Und all das immer mit der Angst vor diesem einen Satz im Rücken: »Thomas? Geh mal aus dem Internet raus, ich will telefonieren!« Ganz schlimm war es, wenn ich eigentlich längst schlafen sollte, dann aber doch noch dieses eine Lied fertigladen musste, und dann hörte, wie unten der Telefonhörer abgehoben wurde. So was wie »Äääaaach!« vernahm ich noch, bevor, STAMPF STAMPF STAMPF, meine Mutter im Zimmer stand. »Du sollst doch schlafen! Das bezahlst du bald alles von deinem Taschengeld!« Die Drohung verpuffte natürlich, denn so viel Taschengeld bekam ich nie und nimmer. Außerdem zog wiederum »Mir fiel eben noch ein, dass ich ja was für die Schule nachgucken muss. Bin gleich fertig.« ganz wunderbar. Mein Vater dagegen ließ sich dieses eine Mal nicht besänftigen, als er bei Minusgraden in halbtrunkenem Zustand nach der Betriebsweihnachtsfeier frierend durch die Nacht irrte und gern abgeholt worden wäre, jedoch per Telefon nicht durchkam, weil der Sohnemann die Leitung fortwährend blockierte. Ja, es waren aufregende Zeiten voller Entbehrungen. Für den einen oder anderen.

Es war auch die Geburtszeit der Wikipedia und eine Zeit, in der sich digitale Lexika und Online-Artikel noch nicht bis zu den Lehrern herumgesprochen hatten.

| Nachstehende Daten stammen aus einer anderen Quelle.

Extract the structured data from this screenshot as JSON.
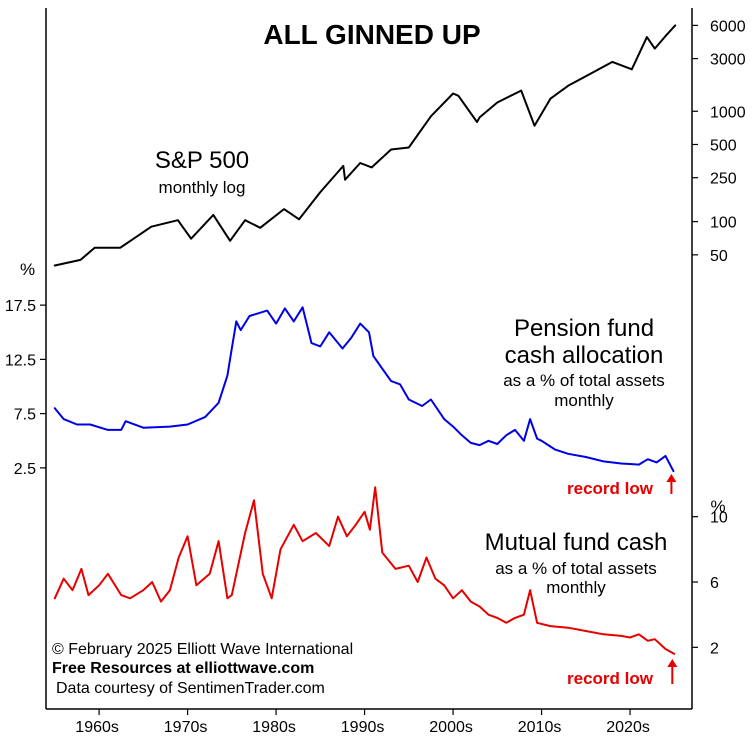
{
  "title": "ALL GINNED UP",
  "colors": {
    "sp500": "#000000",
    "pension": "#0000e6",
    "mutual": "#e60000",
    "record_low": "#e60000",
    "axis": "#000000"
  },
  "x_axis": {
    "tick_labels": [
      "1960s",
      "1970s",
      "1980s",
      "1990s",
      "2000s",
      "2010s",
      "2020s"
    ],
    "tick_years": [
      1960,
      1970,
      1980,
      1990,
      2000,
      2010,
      2020
    ],
    "range": [
      1954,
      2027
    ]
  },
  "annotations": {
    "copyright": "© February 2025  Elliott Wave International",
    "free_resources": "Free Resources at elliottwave.com",
    "data_courtesy": "Data courtesy of SentimenTrader.com"
  },
  "chart_data": [
    {
      "type": "line",
      "name": "sp500",
      "label": "S&P 500",
      "sublabel": "monthly log",
      "scale": "log",
      "ytick_labels": [
        "6000",
        "3000",
        "1000",
        "500",
        "250",
        "100",
        "50"
      ],
      "ytick_values": [
        6000,
        3000,
        1000,
        500,
        250,
        100,
        50
      ],
      "ylim": [
        38,
        7000
      ],
      "x": [
        1955.0,
        1957.9,
        1959.5,
        1962.4,
        1965.9,
        1968.9,
        1970.4,
        1972.9,
        1974.8,
        1976.5,
        1978.2,
        1980.9,
        1982.6,
        1985.0,
        1987.6,
        1987.8,
        1989.5,
        1990.8,
        1993.0,
        1995.0,
        1997.5,
        2000.0,
        2000.6,
        2002.7,
        2003.0,
        2005.0,
        2007.7,
        2009.2,
        2011.0,
        2013.0,
        2015.0,
        2018.0,
        2020.2,
        2021.9,
        2022.8,
        2024.0,
        2025.1
      ],
      "y": [
        40,
        45,
        58,
        58,
        90,
        103,
        70,
        115,
        67,
        103,
        88,
        130,
        105,
        185,
        320,
        240,
        340,
        310,
        450,
        470,
        900,
        1450,
        1380,
        800,
        880,
        1200,
        1540,
        740,
        1300,
        1700,
        2080,
        2800,
        2400,
        4700,
        3700,
        4800,
        6000
      ]
    },
    {
      "type": "line",
      "name": "pension",
      "label": "Pension fund",
      "label2": "cash allocation",
      "sublabel": "as a % of total assets",
      "sublabel2": "monthly",
      "unit": "%",
      "ytick_labels": [
        "17.5",
        "12.5",
        "7.5",
        "2.5"
      ],
      "ytick_values": [
        17.5,
        12.5,
        7.5,
        2.5
      ],
      "ylim": [
        0,
        20
      ],
      "x": [
        1955.0,
        1956.0,
        1957.5,
        1959.0,
        1961.0,
        1962.5,
        1963.0,
        1965.0,
        1968.0,
        1970.0,
        1972.0,
        1973.5,
        1974.5,
        1975.0,
        1975.5,
        1976.0,
        1977.0,
        1979.0,
        1980.0,
        1981.0,
        1982.0,
        1983.0,
        1984.0,
        1985.0,
        1986.0,
        1987.5,
        1988.5,
        1989.5,
        1990.5,
        1991.0,
        1993.0,
        1994.0,
        1995.0,
        1996.5,
        1997.5,
        1999.0,
        2000.0,
        2001.0,
        2002.0,
        2003.0,
        2004.0,
        2005.0,
        2006.0,
        2007.0,
        2008.0,
        2008.7,
        2009.5,
        2010.0,
        2011.5,
        2013.0,
        2015.0,
        2017.0,
        2019.0,
        2021.0,
        2022.0,
        2023.0,
        2024.0,
        2024.9
      ],
      "y": [
        8.0,
        7.0,
        6.5,
        6.5,
        6.0,
        6.0,
        6.8,
        6.2,
        6.3,
        6.5,
        7.2,
        8.5,
        11.0,
        13.5,
        16.0,
        15.2,
        16.5,
        17.0,
        15.8,
        17.2,
        16.0,
        17.3,
        14.0,
        13.7,
        15.0,
        13.5,
        14.5,
        15.8,
        15.0,
        12.8,
        10.5,
        10.2,
        8.8,
        8.2,
        8.8,
        7.0,
        6.3,
        5.5,
        4.8,
        4.6,
        5.0,
        4.7,
        5.5,
        6.0,
        5.0,
        7.0,
        5.2,
        5.0,
        4.2,
        3.8,
        3.5,
        3.1,
        2.9,
        2.8,
        3.3,
        3.0,
        3.6,
        2.2
      ],
      "annotation": "record low"
    },
    {
      "type": "line",
      "name": "mutual",
      "label": "Mutual fund cash",
      "sublabel": "as a % of total assets",
      "sublabel2": "monthly",
      "unit": "%",
      "ytick_labels": [
        "10",
        "6",
        "2"
      ],
      "ytick_values": [
        10,
        6,
        2
      ],
      "ylim": [
        0,
        12
      ],
      "x": [
        1955.0,
        1956.0,
        1957.0,
        1958.0,
        1958.8,
        1960.0,
        1961.0,
        1962.5,
        1963.5,
        1965.0,
        1966.0,
        1967.0,
        1968.0,
        1969.0,
        1970.0,
        1971.0,
        1972.5,
        1973.5,
        1974.5,
        1975.0,
        1976.5,
        1977.5,
        1978.5,
        1979.5,
        1980.5,
        1982.0,
        1983.0,
        1984.5,
        1986.0,
        1987.0,
        1988.0,
        1989.0,
        1990.0,
        1990.6,
        1991.2,
        1992.0,
        1993.5,
        1995.0,
        1996.0,
        1997.0,
        1998.0,
        1999.0,
        2000.0,
        2001.0,
        2002.0,
        2003.0,
        2004.0,
        2005.0,
        2006.0,
        2007.0,
        2008.0,
        2008.7,
        2009.5,
        2011.0,
        2013.0,
        2015.0,
        2017.0,
        2019.0,
        2020.0,
        2021.0,
        2022.0,
        2022.8,
        2024.0,
        2025.0
      ],
      "y": [
        5.0,
        6.2,
        5.5,
        6.8,
        5.2,
        5.8,
        6.5,
        5.2,
        5.0,
        5.5,
        6.0,
        4.8,
        5.5,
        7.5,
        8.8,
        5.8,
        6.5,
        8.5,
        5.0,
        5.2,
        9.0,
        11.0,
        6.5,
        5.0,
        8.0,
        9.5,
        8.5,
        9.0,
        8.2,
        10.0,
        8.8,
        9.5,
        10.3,
        9.2,
        11.8,
        7.8,
        6.8,
        7.0,
        6.0,
        7.5,
        6.2,
        5.8,
        5.0,
        5.5,
        4.8,
        4.5,
        4.0,
        3.8,
        3.5,
        3.8,
        4.0,
        5.5,
        3.5,
        3.3,
        3.2,
        3.0,
        2.8,
        2.7,
        2.6,
        2.8,
        2.4,
        2.5,
        1.9,
        1.6
      ],
      "annotation": "record low"
    }
  ]
}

Wir druckten ganze Artikelserien samt der Bilder aus, klebten sie auf Wandzeitungen und kassierten die guten Noten dafür, während die ärmeren Kinder ohne Computer gnadenlos auf der Strecke blieben. Tja, wer hat, der kann. Das galt auch damals schon, insbesondere für Referate und Wandzeitungen.

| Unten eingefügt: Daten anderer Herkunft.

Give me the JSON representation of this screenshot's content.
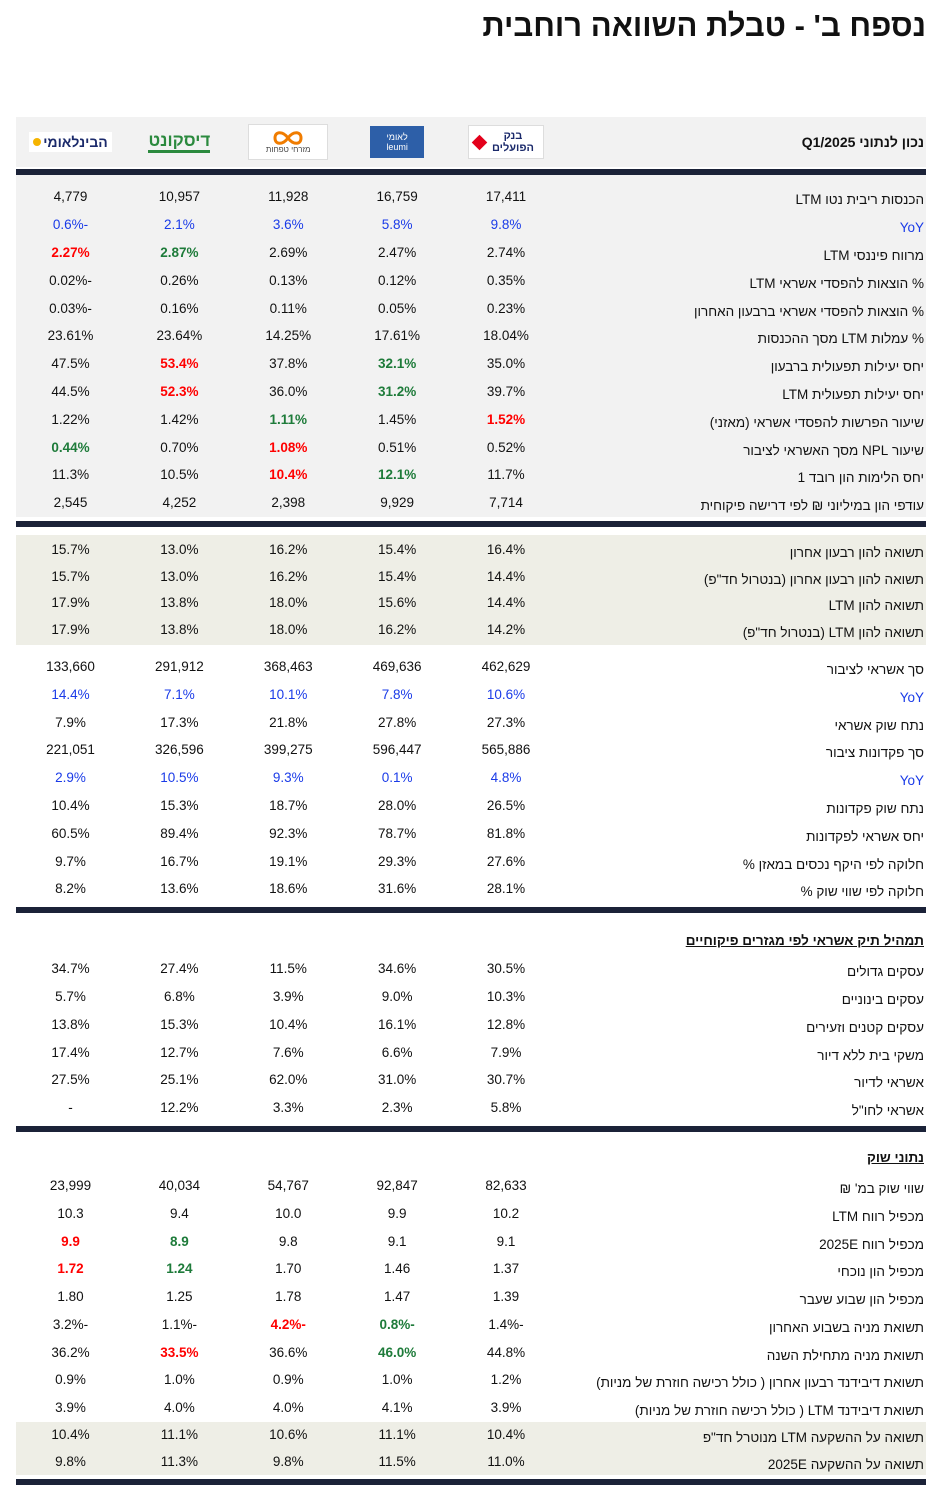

Und dabei war die Online-Suche noch ziemlich rudimentär: Wenn die heiligen Herren des Index gewisse Seiten nicht sorgfältig von Hand eingepflegt hatten, dann fand man die eben auch nicht. Es war ein bisschen wie das Blättern im Quelle-Katalog: Was da nicht drin war, ließ sich ja auch nicht bei Quelle bestellen. Einige Suchmaschinen- und Versandhauspleiten später hat Google sich als Synonym für die Suche im Netz natürlich längst etabliert, aber der erste Besuch auf dieser gruseligen Suchmaschine, mit der man tatsächlich alles finden konnte, war schon ein Aha-Erlebnis.

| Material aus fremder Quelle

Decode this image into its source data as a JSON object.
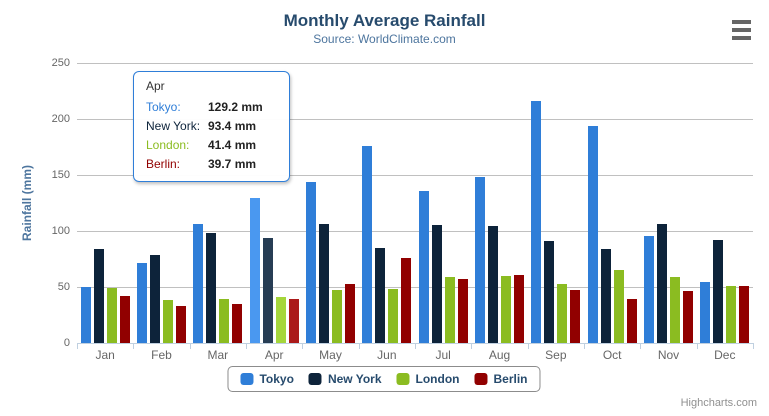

Nach einer Stunde des gepflegten Surfens war es dann in der Regel auch vorbei. Klack machte das Modem, schon war ich wieder voll und ganz offline. Musste ich mich dann doch noch mal verbinden, drückte ich gern ein Kissen auf das Modem, damit meine Mutter den verräterischen Pfeifton nicht hören konnte. Und manchmal flog man auch einfach so aus dem Netz. Ein Horror, wenn dieser blöde Green-Day-Song noch nicht fertig heruntergeladen war! Außerdem wurde allein für die Einwahl von den meisten brauchbaren Call-by-Call-Providern eine Gebühr verlangt. Wie gesagt, zurecht pleite, die Bande. Irgendwann erklärte meine Mutter, Hüterin der Hauskasse, die Internetrechnung für zu hoch. Als ich vorrechnete, dass schnelles DSL, das es inzwischen gab, genauso teuer sei und man dann einfach immer im Internet sein könne, sagte sie überraschenderweise: »Na warum haben wir denn so was nicht schon längst?« Ich hielt kurz inne, realisierte diesen Satz und dachte: Daf if ja einfach!